I was typing the itemization of expenses when the phone rang and I answered it.
“Archie? Guess who this is!” “Now, Gwynne darling. That voice? Don’t be silly.” “Then you haven’t entirely forgotten me? I was sure you had. Aren’t we ever going to see you in the stock department again?” “I guess not. I can’t stand the propinquity. P-R-O-“ “Don’t be so smart. It’s too bad because I have a lot of things to tell you! I never knew so much to happen in one week! Mr. Rosenbaum is the new head of the department, and Mr. Appleton has been made—oh, I just have to see you! I have nothing to do this evening. Have you?” The fact was I hadn’t. I had had a date with Lily Rowan, but she was in bed with a cold.
“I am simply dying,” I declared, “to hear about Mr. Appleton. Meet me at the bar at Rusterman’s at seven.” “But they don’t have dancing there! I thought we—” “Excuse me for interrupting, but I have work to do.
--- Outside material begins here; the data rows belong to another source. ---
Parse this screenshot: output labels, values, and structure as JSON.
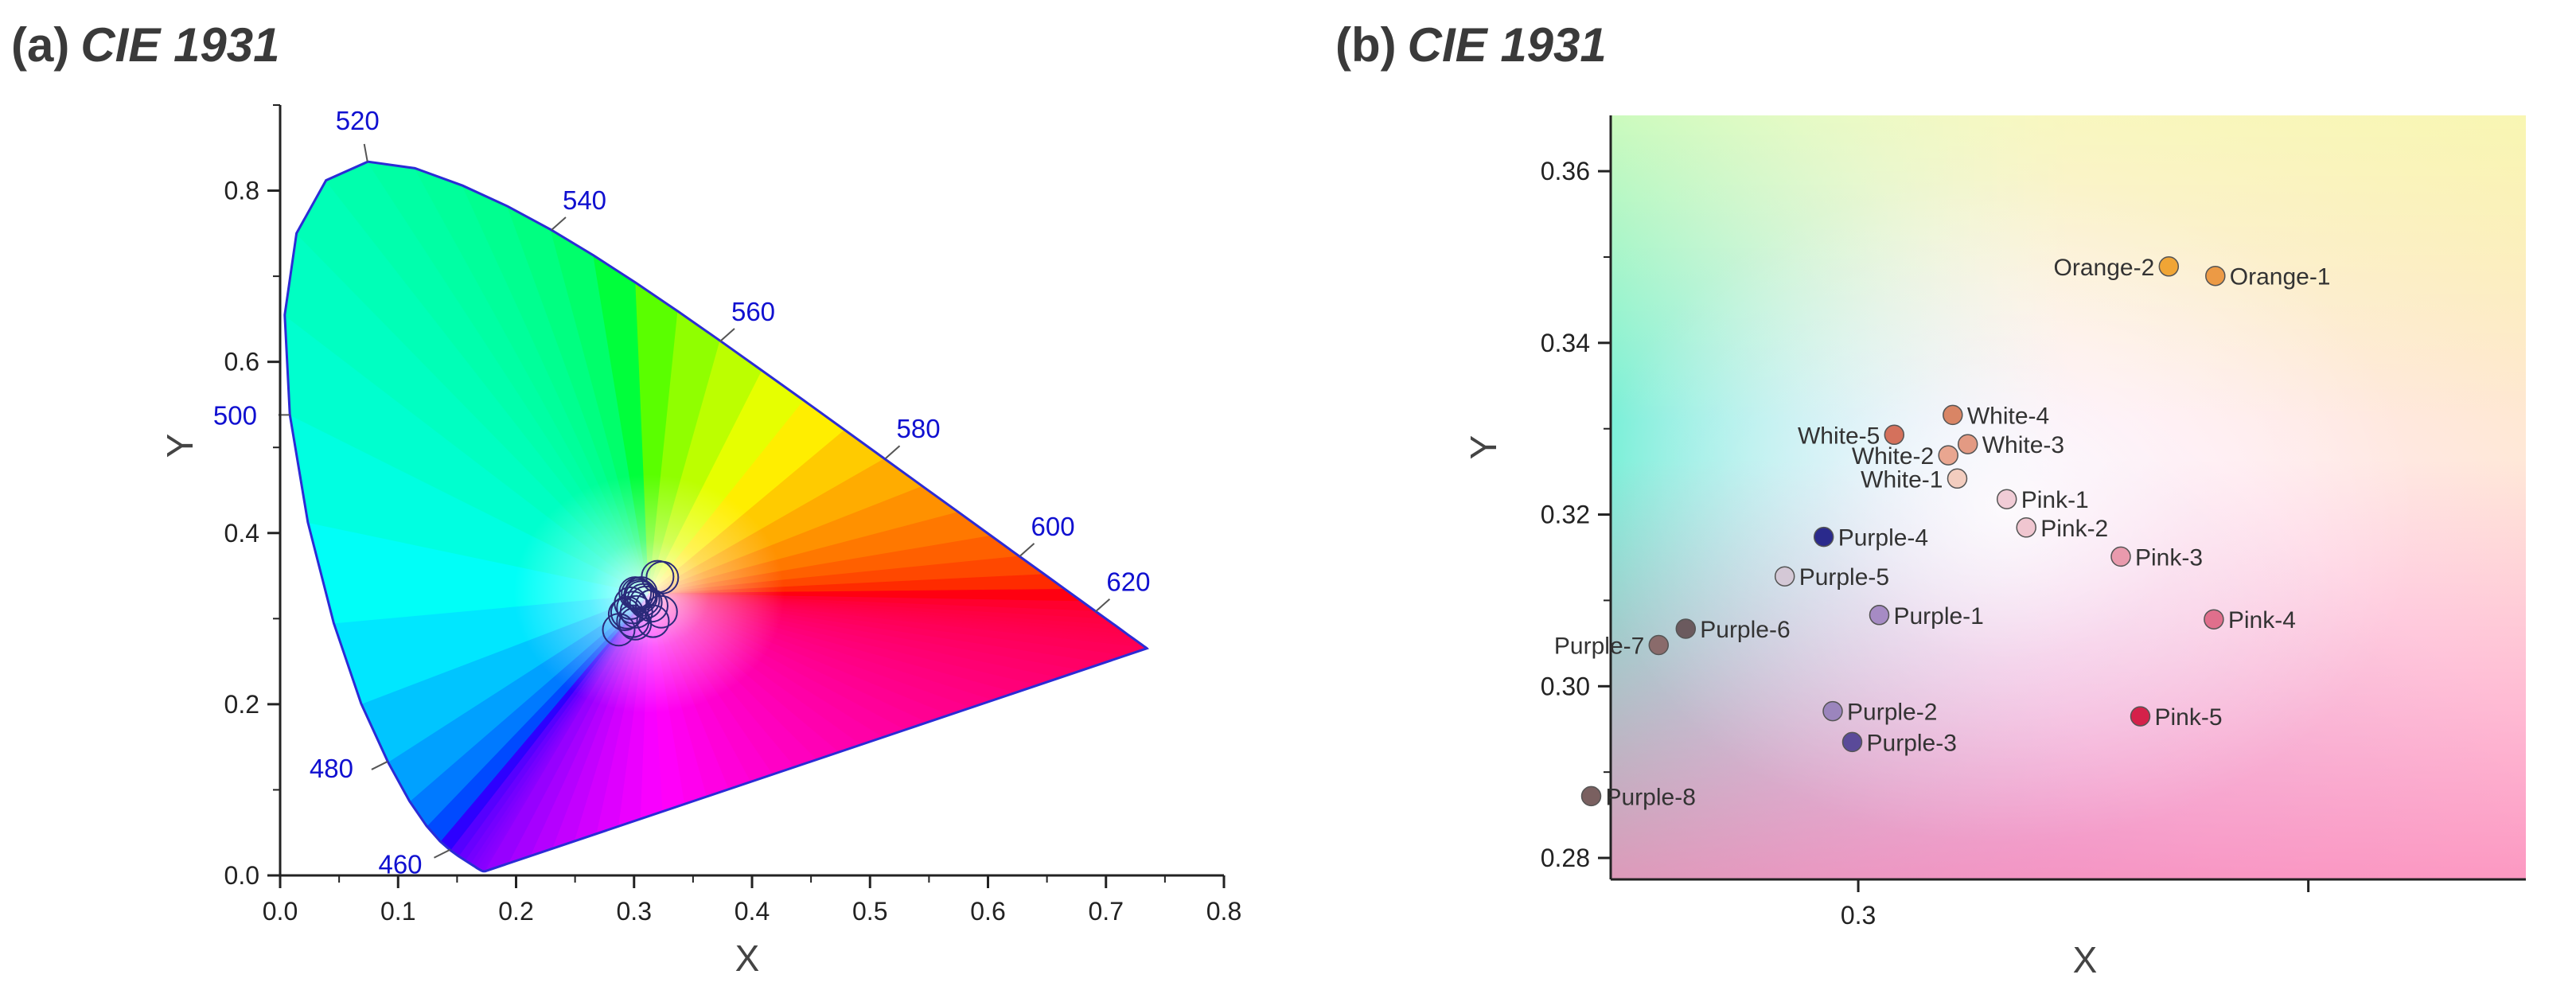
{
  "panels": {
    "a": {
      "letter": "(a)",
      "name": "CIE 1931"
    },
    "b": {
      "letter": "(b)",
      "name": "CIE 1931"
    }
  },
  "chart_data": [
    {
      "type": "scatter",
      "panel": "a",
      "title": "CIE 1931",
      "xlabel": "X",
      "ylabel": "Y",
      "xlim": [
        0.0,
        0.8
      ],
      "ylim": [
        0.0,
        0.9
      ],
      "xticks": [
        "0.0",
        "0.1",
        "0.2",
        "0.3",
        "0.4",
        "0.5",
        "0.6",
        "0.7",
        "0.8"
      ],
      "yticks": [
        "0.0",
        "0.2",
        "0.4",
        "0.6",
        "0.8"
      ],
      "spectral_locus_labels": [
        {
          "label": "460",
          "x": 0.144,
          "y": 0.03
        },
        {
          "label": "480",
          "x": 0.091,
          "y": 0.133
        },
        {
          "label": "500",
          "x": 0.008,
          "y": 0.538
        },
        {
          "label": "520",
          "x": 0.074,
          "y": 0.834
        },
        {
          "label": "540",
          "x": 0.23,
          "y": 0.754
        },
        {
          "label": "560",
          "x": 0.373,
          "y": 0.624
        },
        {
          "label": "580",
          "x": 0.513,
          "y": 0.487
        },
        {
          "label": "600",
          "x": 0.627,
          "y": 0.373
        },
        {
          "label": "620",
          "x": 0.691,
          "y": 0.308
        }
      ],
      "series": [
        {
          "values": [
            [
              0.32,
              0.349
            ],
            [
              0.324,
              0.348
            ],
            [
              0.306,
              0.33
            ],
            [
              0.303,
              0.329
            ],
            [
              0.305,
              0.327
            ],
            [
              0.306,
              0.325
            ],
            [
              0.301,
              0.33
            ],
            [
              0.308,
              0.322
            ],
            [
              0.31,
              0.319
            ],
            [
              0.315,
              0.315
            ],
            [
              0.323,
              0.308
            ],
            [
              0.316,
              0.297
            ],
            [
              0.297,
              0.318
            ],
            [
              0.299,
              0.313
            ],
            [
              0.302,
              0.308
            ],
            [
              0.294,
              0.307
            ],
            [
              0.292,
              0.305
            ],
            [
              0.299,
              0.297
            ],
            [
              0.301,
              0.294
            ],
            [
              0.287,
              0.287
            ]
          ]
        }
      ]
    },
    {
      "type": "scatter",
      "panel": "b",
      "title": "CIE 1931",
      "xlabel": "X",
      "ylabel": "Y",
      "xlim": [
        0.2835,
        0.3445
      ],
      "ylim": [
        0.2775,
        0.3665
      ],
      "xticks": [
        "0.3"
      ],
      "yticks": [
        "0.28",
        "0.30",
        "0.32",
        "0.34",
        "0.36"
      ],
      "points": [
        {
          "name": "Orange-1",
          "x": 0.3238,
          "y": 0.3478,
          "color": "#ec9a45"
        },
        {
          "name": "Orange-2",
          "x": 0.3207,
          "y": 0.3489,
          "color": "#f0a535"
        },
        {
          "name": "White-4",
          "x": 0.3063,
          "y": 0.3316,
          "color": "#d98565"
        },
        {
          "name": "White-3",
          "x": 0.3073,
          "y": 0.3282,
          "color": "#e39a83"
        },
        {
          "name": "White-5",
          "x": 0.3024,
          "y": 0.3293,
          "color": "#d4715c"
        },
        {
          "name": "White-2",
          "x": 0.306,
          "y": 0.3269,
          "color": "#e9a690"
        },
        {
          "name": "White-1",
          "x": 0.3066,
          "y": 0.3242,
          "color": "#f3cdbf"
        },
        {
          "name": "Pink-1",
          "x": 0.3099,
          "y": 0.3218,
          "color": "#f1ccd6"
        },
        {
          "name": "Pink-2",
          "x": 0.3112,
          "y": 0.3185,
          "color": "#f0c6d0"
        },
        {
          "name": "Pink-3",
          "x": 0.3175,
          "y": 0.3151,
          "color": "#e99aad"
        },
        {
          "name": "Pink-4",
          "x": 0.3237,
          "y": 0.3078,
          "color": "#e06f8c"
        },
        {
          "name": "Pink-5",
          "x": 0.3188,
          "y": 0.2965,
          "color": "#d5214a"
        },
        {
          "name": "Purple-4",
          "x": 0.2977,
          "y": 0.3174,
          "color": "#2a2a8c"
        },
        {
          "name": "Purple-5",
          "x": 0.2951,
          "y": 0.3128,
          "color": "#d4c8d6"
        },
        {
          "name": "Purple-1",
          "x": 0.3014,
          "y": 0.3083,
          "color": "#a68bc4"
        },
        {
          "name": "Purple-6",
          "x": 0.2885,
          "y": 0.3067,
          "color": "#6b5a5e"
        },
        {
          "name": "Purple-7",
          "x": 0.2867,
          "y": 0.3048,
          "color": "#8a6b6b"
        },
        {
          "name": "Purple-2",
          "x": 0.2983,
          "y": 0.2971,
          "color": "#9b85bd"
        },
        {
          "name": "Purple-3",
          "x": 0.2996,
          "y": 0.2935,
          "color": "#5a4a99"
        },
        {
          "name": "Purple-8",
          "x": 0.2822,
          "y": 0.2872,
          "color": "#7a6060"
        }
      ]
    }
  ]
}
We can move on after we eat and dance all night. See you at seven o’clock, dearie.” I ignored the snort from Wolfe’s direction and resumed at the typewriter. When the bill was finished I read it over and checked the additions, folded it neatly and put it in an envelope, and filed the carbon in the cabinet over by the couch. Then I returned to the typewriter, inserted a sheet of my personal stationery, dated it, and started: Dear Mrs. Pine: Last night I went I had to stop to answer the phone again.